À la même époque, il est frappant de constater que les démocraties naissantes, qui ont proclamé la liberté, dont celle de circuler, comme valeur cardinale, articulent leurs systèmes pénaux autour d’une peine emblématique : la privation de liberté. La prison est au centre de l’attention, consacrant l’immobilisation des délinquants à l’écart de la société, mais également, au sein des établissements, dans des cellules individuelles8. Le mouvement est ainsi prohibé entre la prison et la société, mais également au sein de la première. Le spectaculaire des bâtiments carcéraux indique d’ailleurs l’importance de cette peine. La situation est fort logique : dans une société valorisant la liberté, sa confiscation est un cruel châtiment. Voilà donc la prison, une institution largement fondée sur l’identification de la mobilité à la liberté9.
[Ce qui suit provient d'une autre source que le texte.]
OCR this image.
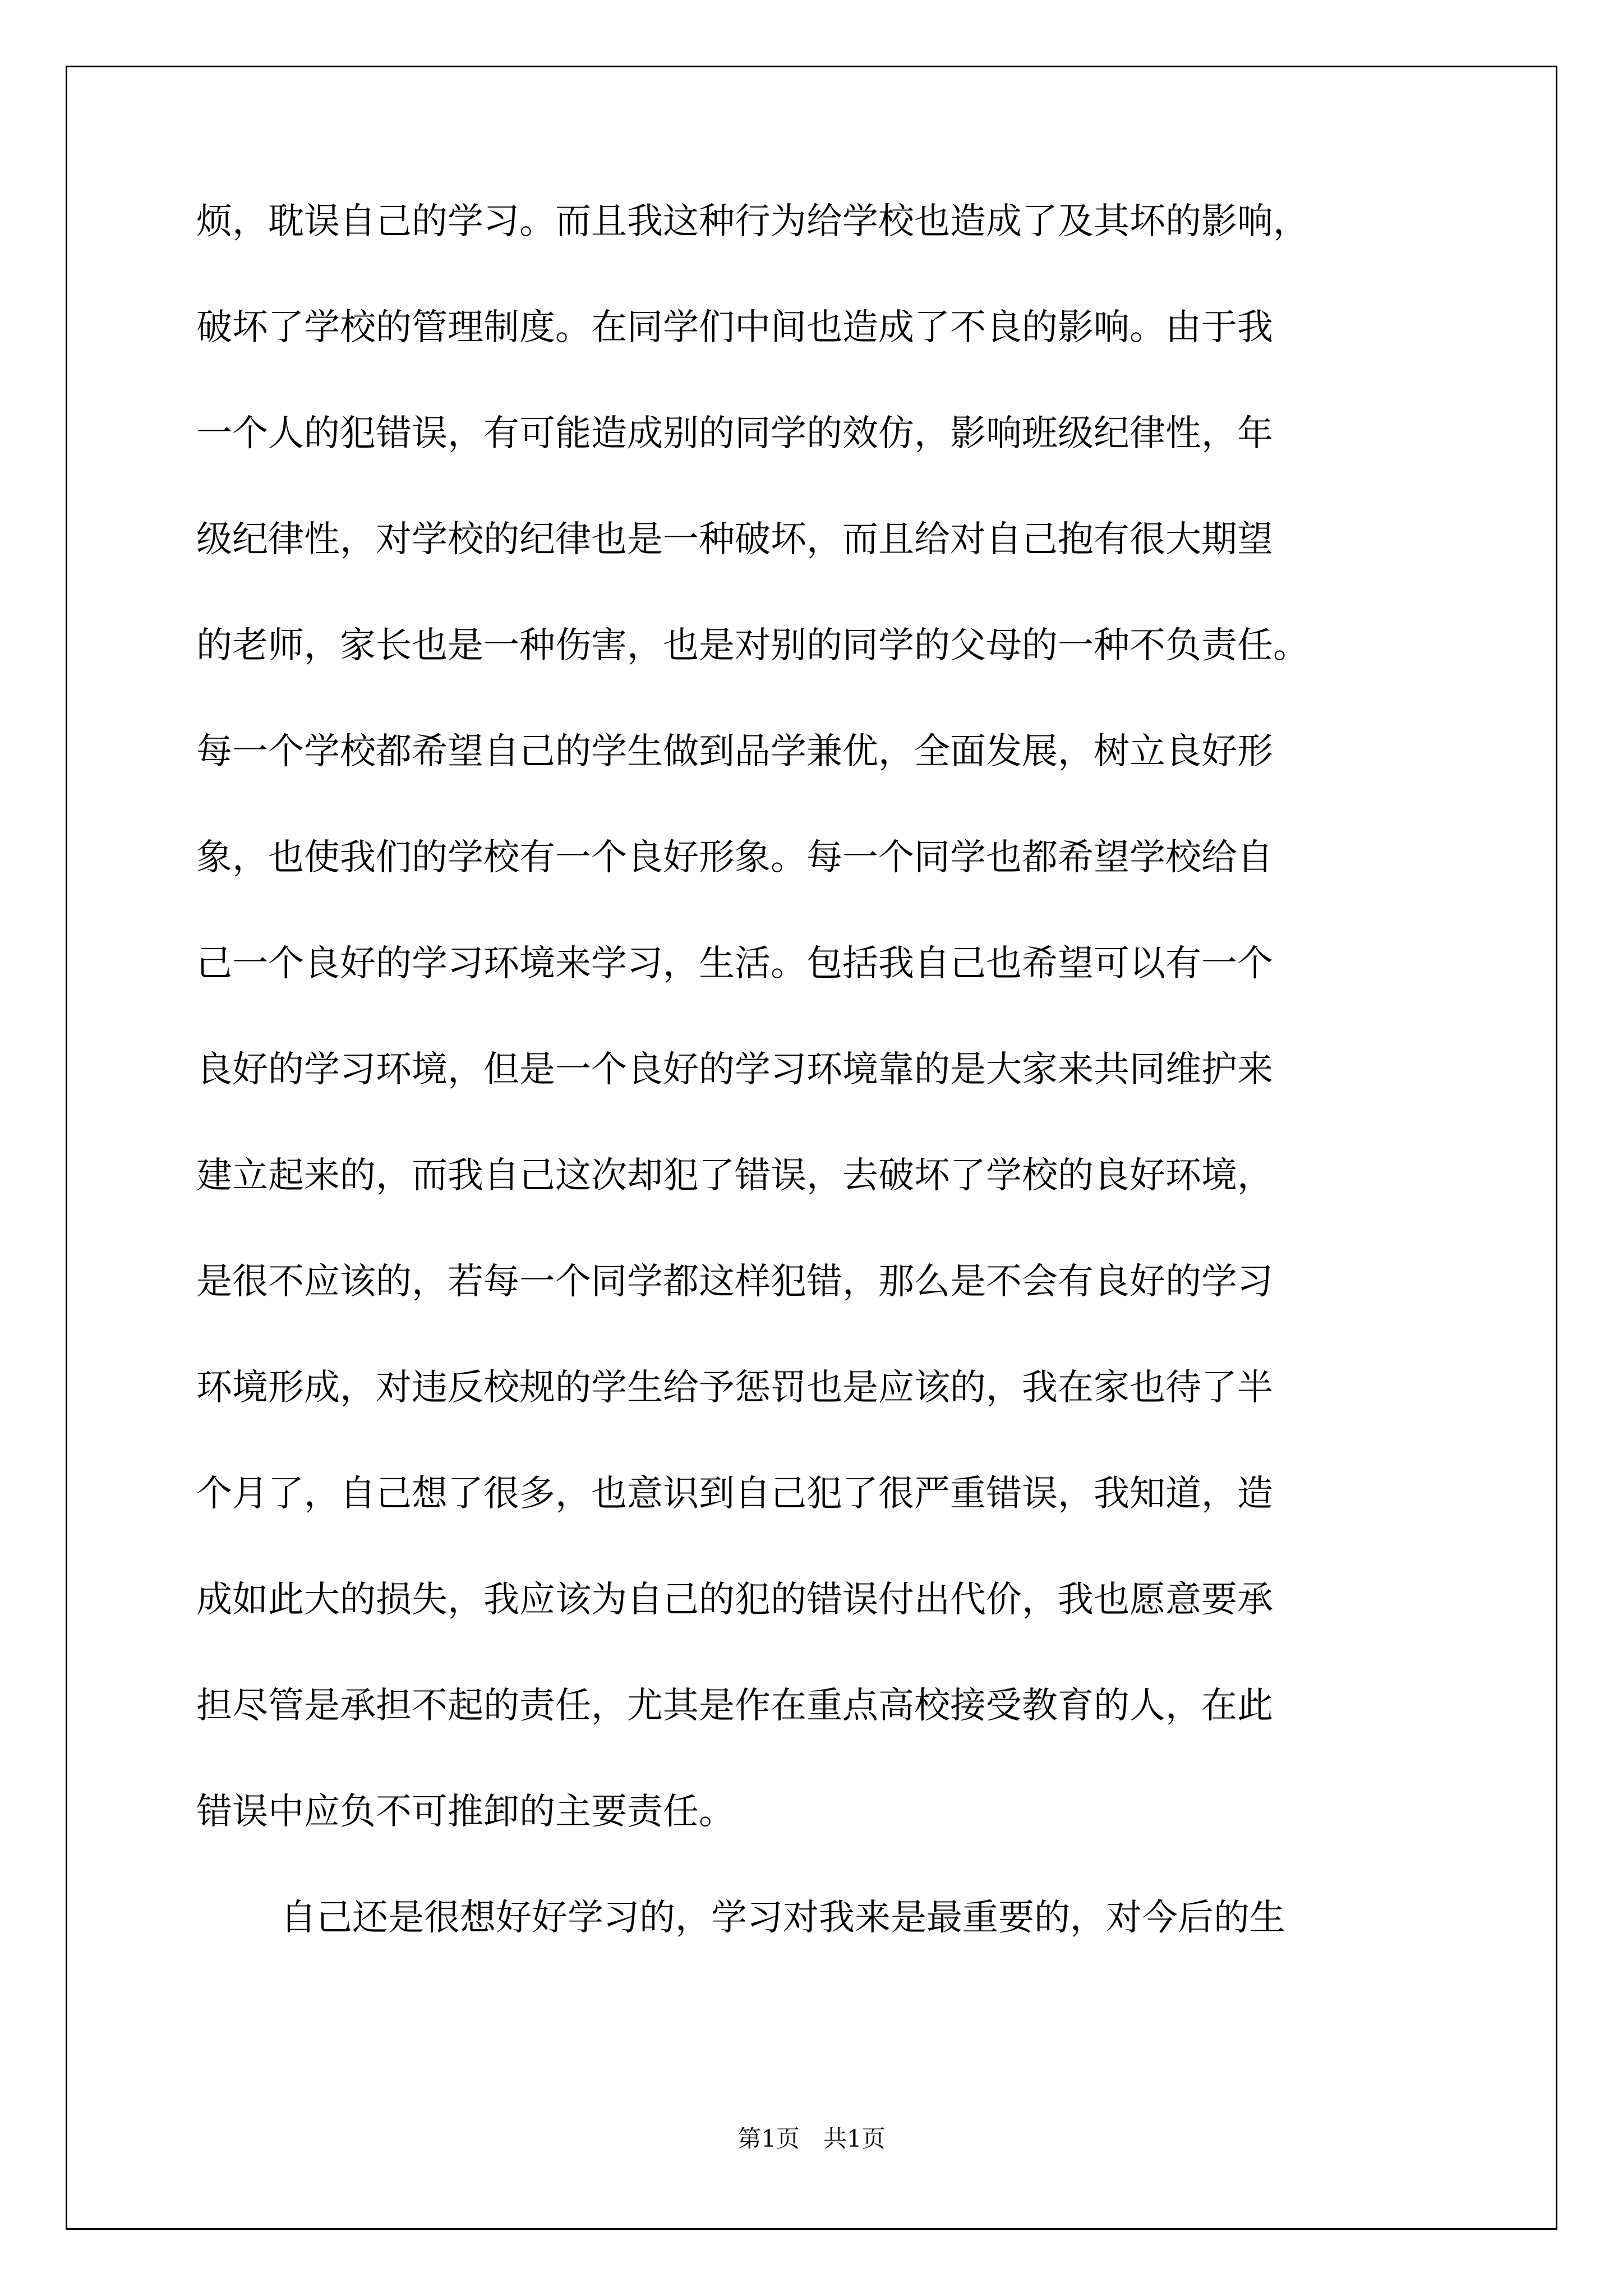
烦，耽误自己的学习。而且我这种行为给学校也造成了及其坏的影响，
破坏了学校的管理制度。在同学们中间也造成了不良的影响。由于我
一个人的犯错误，有可能造成别的同学的效仿，影响班级纪律性，年
级纪律性，对学校的纪律也是一种破坏，而且给对自己抱有很大期望
的老师，家长也是一种伤害，也是对别的同学的父母的一种不负责任。
每一个学校都希望自己的学生做到品学兼优，全面发展，树立良好形
象，也使我们的学校有一个良好形象。每一个同学也都希望学校给自
己一个良好的学习环境来学习，生活。包括我自己也希望可以有一个
良好的学习环境，但是一个良好的学习环境靠的是大家来共同维护来
建立起来的，而我自己这次却犯了错误，去破坏了学校的良好环境，
是很不应该的，若每一个同学都这样犯错，那么是不会有良好的学习
环境形成，对违反校规的学生给予惩罚也是应该的，我在家也待了半
个月了，自己想了很多，也意识到自己犯了很严重错误，我知道，造
成如此大的损失，我应该为自己的犯的错误付出代价，我也愿意要承
担尽管是承担不起的责任，尤其是作在重点高校接受教育的人，在此
错误中应负不可推卸的主要责任。
自己还是很想好好学习的，学习对我来是最重要的，对今后的生
第1页　共1页
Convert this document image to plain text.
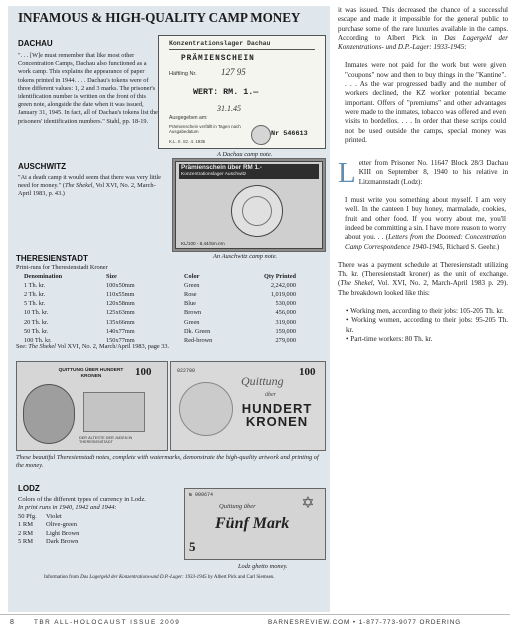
INFAMOUS & HIGH-QUALITY CAMP MONEY
DACHAU
". . . [W]e must remember that like most other Concentration Camps, Dachau also functioned as a work camp. This explains the appearance of paper tokens printed in 1944. . . . Dachau's tokens were of three different values: 1, 2 and 3 marks. The prisoner's identification number is written on the front of this green note, alongside the date when it was issued, January 31, 1945. In fact, all of Dachau's tokens list the prisoners' identification numbers." Stahl, pp. 18-19.
Konzentrationslager Dachau
PRÄMIENSCHEIN
Häftling Nr.	127 95
WERT: RM. 1.—
31.1.45
Ausgegeben am:
Prämienschein verfällt in Tagen nach Ausgabedatum
K.L. II. Sz. 4. 1935
Nr 546613
A Dachau camp note.
AUSCHWITZ
"At a death camp it would seem that there was very little need for money." (The Shekel, Vol XVI, No. 2, March-April 1983, p. 43.)
Prämienschein über RM 1.-
Konzentrationslager Auschwitz
KL/100 - 8.44/Sm.nrn
An Auschwitz camp note.
THERESIENSTADT
Print-runs for Theresienstadt Kroner
Denomination	Size	Color	Qty Printed
1 Th. kr.	100x50mm	Green	2,242,000
2 Th. kr.	110x55mm	Rose	1,019,000
5 Th. kr.	120x58mm	Blue	530,000
10 Th. kr.	125x63mm	Brown	456,000
20 Th. kr.	135x66mm	Green	319,000
50 Th. kr.	140x77mm	Dk. Green	159,000
100 Th. kr.	150x77mm	Red-brown	279,000
See: The Shekel Vol XVI, No. 2, March/April 1983, page 33.
QUITTUNG ÜBER HUNDERT KRONEN	100
DER ÄLTESTE DER JUDEN IN THERESIENSTADT
022700	100
Quittung
über
HUNDERT KRONEN
These beautiful Theresienstadt notes, complete with watermarks, demonstrate the high-quality artwork and printing of the money.
LODZ
Colors of the different types of currency in Lodz.
In print runs in 1940, 1942 and 1944:
50 Pfg. Violet
1 RM Olive-green
2 RM Light Brown
5 RM Dark Brown
№ 000674
Quittung über
Fünf Mark
5
✡
Lodz ghetto money.
Information from Das Lagergeld der Konzentrations-und D.P.-Lager: 1933-1945 by Albert Pick and Carl Siemsen.

it was issued. This decreased the chance of a successful escape and made it impossible for the general public to purchase some of the rare luxuries available in the camps. According to Albert Pick in Das Lagergeld der Konzentrations- und D.P.-Lager: 1933-1945:

Inmates were not paid for the work but were given "coupons" now and then to buy things in the "Kantine". . . . As the war progressed badly and the number of workers declined, the KZ worker potential became important. Offers of "premiums" and other advantages were made to the inmates, tobacco was offered and even visits to bordellos. . . . In order that these scrips could not be used outside the camps, special money was printed.

Letter from Prisoner No. 11647 Block 28/3 Dachau KIII on September 8, 1940 to his relative in Litzmannstadt (Lodz):

I must write you something about myself. I am very well. In the canteen I buy honey, marmalade, cookies, fruit and other food. If you worry about me, you'll indeed be committing a sin. I have more reason to worry about you. . . (Letters from the Doomed: Concentration Camp Correspondence 1940-1945, Richard S. Geehr.)

There was a payment schedule at Theresienstadt utilizing Th. kr. (Theresienstadt kroner) as the unit of exchange. (The Shekel, Vol. XVI, No. 2, March-April 1983 p. 29). The breakdown looked like this:

• Working men, according to their jobs: 105-205 Th. kr.

• Working women, according to their jobs: 95-205 Th. kr.

• Part-time workers: 80 Th. kr.

8	TBR ALL-HOLOCAUST ISSUE 2009	BARNESREVIEW.COM • 1-877-773-9077 ORDERING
Faut-il s’étonner, dans ce contexte, que la mobilité demeure associée à la liberté ? Lorsque la faculté de se déplacer est un privilège rare, limité par des contraintes économiques, policières et légales, lorsque l’action des institutions répressives participe de l’instauration de mesures d’immobilisation, il est logique que le mouvement apparaisse comme l’expression même de la liberté10.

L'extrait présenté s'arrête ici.